Speaking to more people before forming an opinion is a line he uses a lot, as if he’s turned up without any of his own.
Does he support the Wheels campaign for a 130km/h limit on some sections of the Hume Highway, to reduce fatigue-related deaths?
“Personal responsibility does kick in a lot,” he says. “It really is about appropriate speeds, I’m certainly of a mind that the less time you spend on the road the less chance you’ve got of having fatigue, but I also wouldn’t want to see that going the other way and having people driving fatigued at higher speeds.
“It is about balance and it’s a good topic at the moment, so I can’t wait to actually get some more facts and information surrounding it.”
A good topic at the moment. Excellent.
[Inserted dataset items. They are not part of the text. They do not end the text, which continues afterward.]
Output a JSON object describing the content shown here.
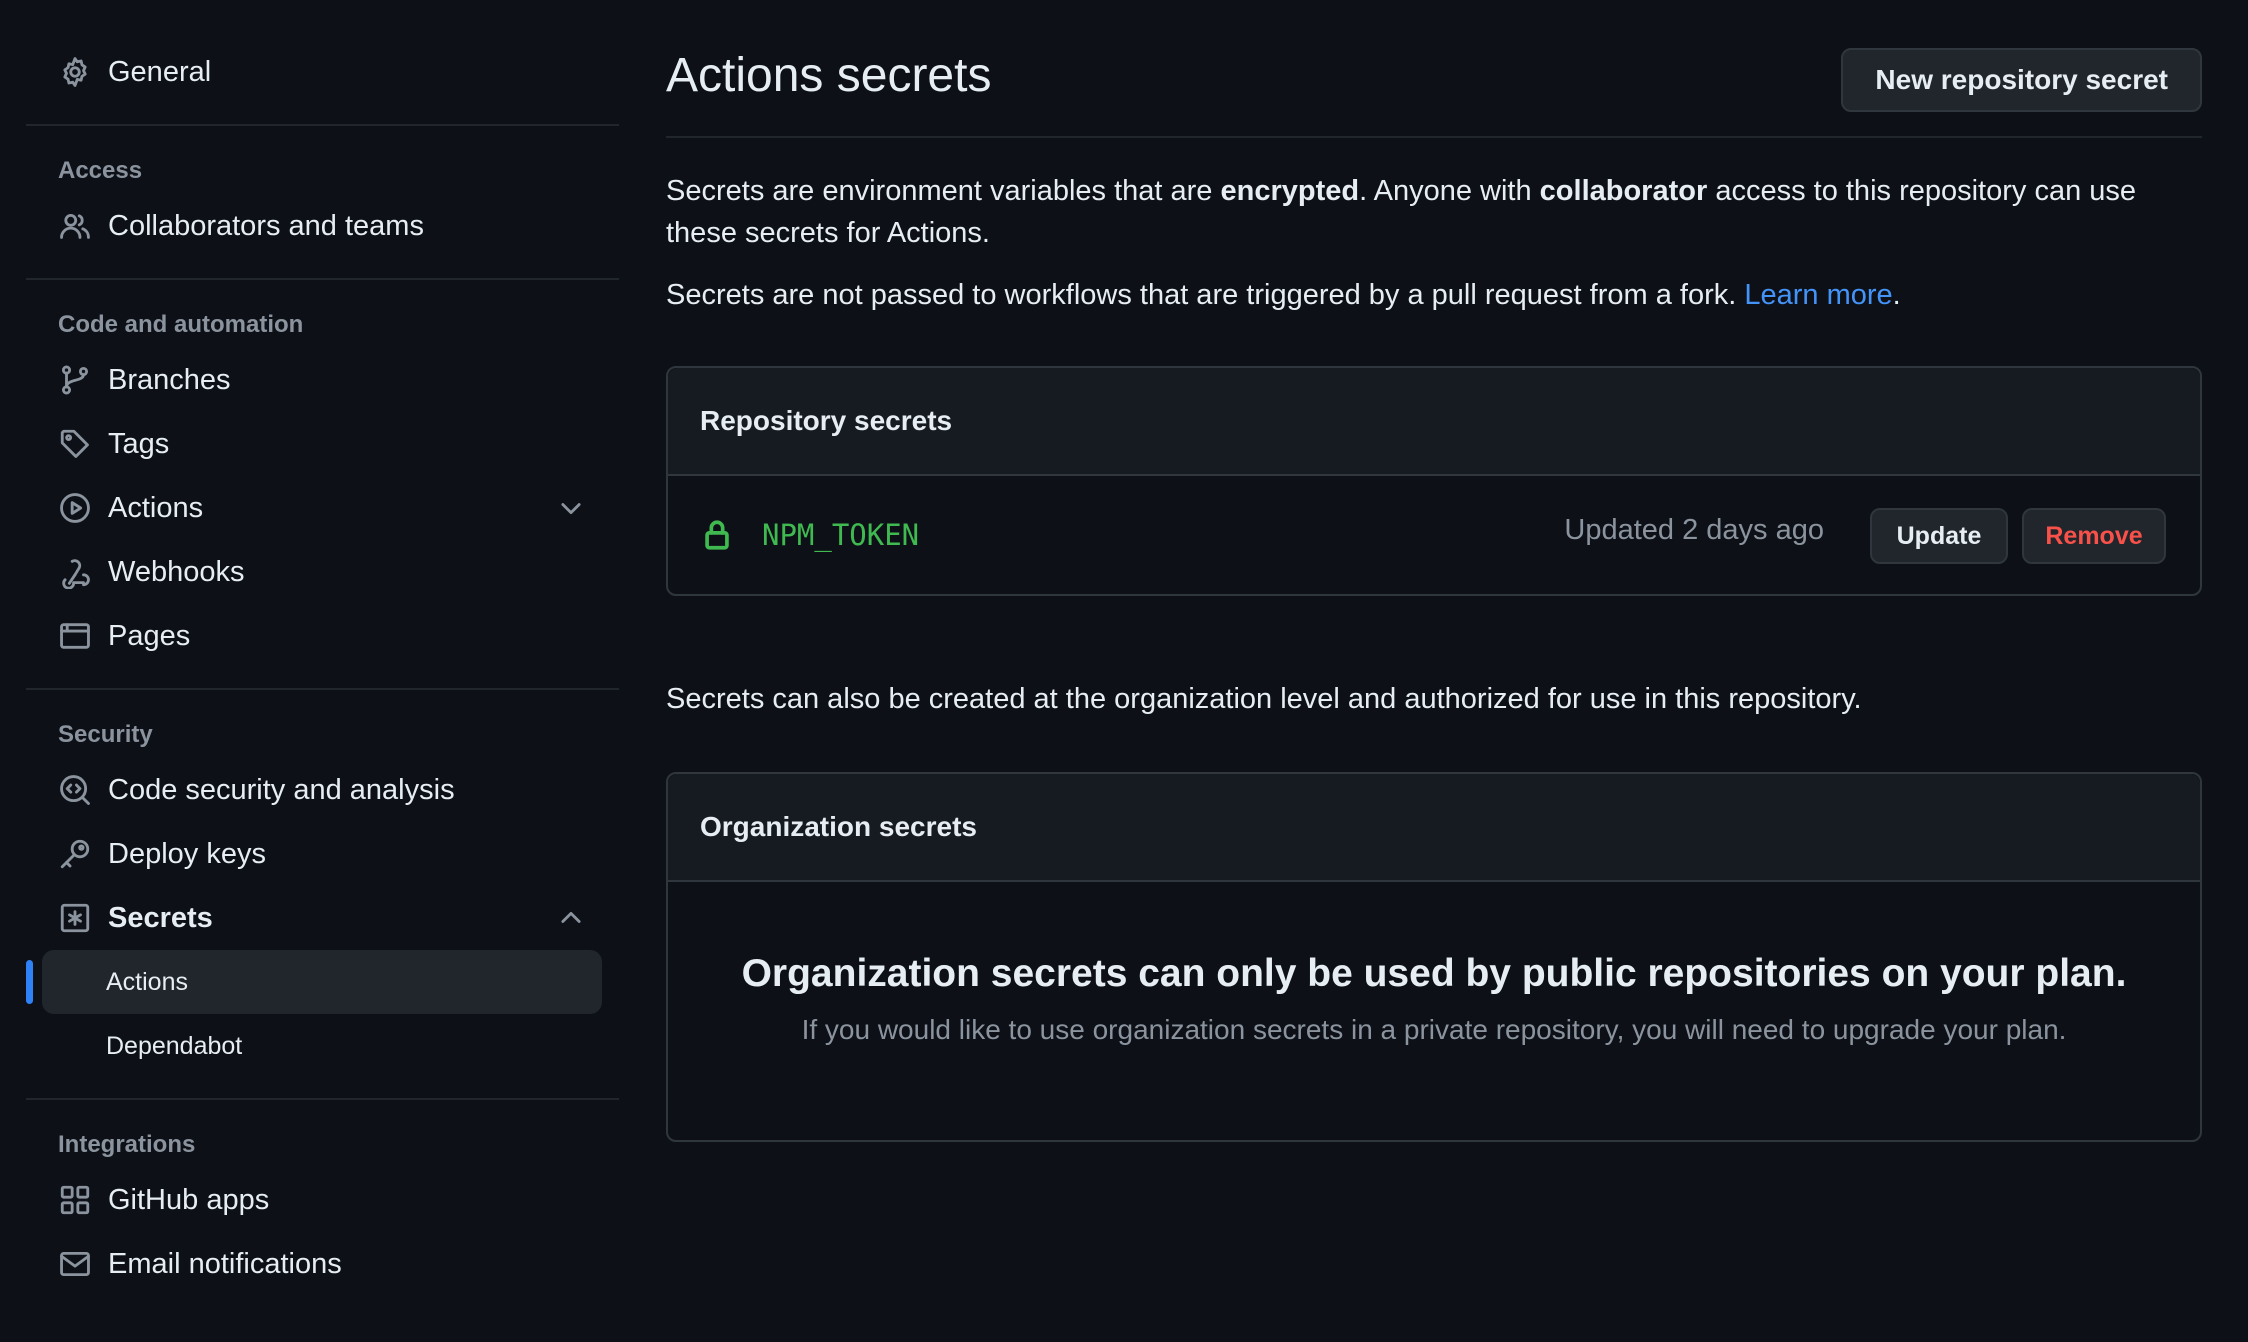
{
  "sidebar": {
    "general": "General",
    "access_heading": "Access",
    "collaborators": "Collaborators and teams",
    "code_heading": "Code and automation",
    "branches": "Branches",
    "tags": "Tags",
    "actions": "Actions",
    "webhooks": "Webhooks",
    "pages": "Pages",
    "security_heading": "Security",
    "code_security": "Code security and analysis",
    "deploy_keys": "Deploy keys",
    "secrets": "Secrets",
    "secrets_sub": [
      "Actions",
      "Dependabot"
    ],
    "integrations_heading": "Integrations",
    "github_apps": "GitHub apps",
    "email_notifications": "Email notifications"
  },
  "main": {
    "title": "Actions secrets",
    "new_secret_button": "New repository secret",
    "intro": {
      "part1": "Secrets are environment variables that are ",
      "bold1": "encrypted",
      "part2": ". Anyone with ",
      "bold2": "collaborator",
      "part3": " access to this repository can use these secrets for Actions."
    },
    "fork_note": {
      "text": "Secrets are not passed to workflows that are triggered by a pull request from a fork. ",
      "link": "Learn more",
      "end": "."
    },
    "repo_secrets": {
      "heading": "Repository secrets",
      "items": [
        {
          "name": "NPM_TOKEN",
          "updated": "Updated 2 days ago",
          "update_label": "Update",
          "remove_label": "Remove"
        }
      ]
    },
    "org_note": "Secrets can also be created at the organization level and authorized for use in this repository.",
    "org_secrets": {
      "heading": "Organization secrets",
      "title": "Organization secrets can only be used by public repositories on your plan.",
      "subtitle": "If you would like to use organization secrets in a private repository, you will need to upgrade your plan."
    }
  },
  "colors": {
    "background": "#0d1117",
    "accent": "#2f81f7",
    "link": "#4493f8",
    "success": "#3fb950",
    "danger": "#f85149"
  },
  "icons": [
    "gear-icon",
    "people-icon",
    "branch-icon",
    "tag-icon",
    "play-icon",
    "webhook-icon",
    "browser-icon",
    "codescan-icon",
    "key-icon",
    "asterisk-box-icon",
    "apps-icon",
    "mail-icon",
    "lock-icon",
    "chevron-down-icon",
    "chevron-up-icon"
  ]
}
So would you support a review of limits or not?
“If the roads are capable of it and there’s very limited chance of wildlife wandering on the roads and causing implications, it’s something that maybe we should be able to consider,” he responds.
It’s the same with driver training, which he’s in favour of, yet not sure how to go about – maybe in schools, maybe not. But “it’s good to start a conversation about it,” he says, actually sounding more like a politician by the minute.
“My son’s getting his learner’s now, and that shouldn’t be the extent of it; read a book, get in the car, pass a test, you’re on your own,” he says.
“Personally, I’ll be giving him as much education as I can, I’ll get him on a race track if he so desires, so he’s learning skill. But, um, I think… driver education for all ages really is important for just about everybody.”
After some cogitating, he also tells us that he’s in favour of people on L plates being able to drive at the posted limit, instead of lower speeds in some states, and would like to see it made national law.
Ricky couldn’t say what the three top-selling cars in Australia were last year – “A Territory, I reckon, there’s a lot of those around” – who won Bathurst or what the model designation for the new Commodore is, but he’s definitely a motoring enthusiast, with three cars (one of them a drag racer in pieces) and five dirt bikes. And he’s wise enough to know that he has a lot to learn.
“I’m still trying to be myself; there is a great degree of learning and I don’t believe it will ever stop, it is a massive, steep learning curve, there’s no doubt about that,” he says.
He also realises he didn’t do a lot of work on his public profile in the months leading up to his swearing in, refusing to speak to the media for months, but says that’s because he was busy down at mill, right up to a week before he started in Canberra. And not because he’s not good in interviews.
“Now that I’m here, the public perception is going to go whichever way it’s going to go and I might gain a bit of support,” he says.
And what about the Willesee debacle, when he bumbled through a high-profile interview?
“I do have a speech prepared about that and it’s: ‘there’s no point crying over spilt milk. I knew they had the footage, it turned out the way it did, so so be it. I’m happy to keep moving forward’.”
Moving forward? Was that a Kevin Rudd-ism he just dropped? Stone the crows, Australia, Ricky Muir will be your prime minister before you know it.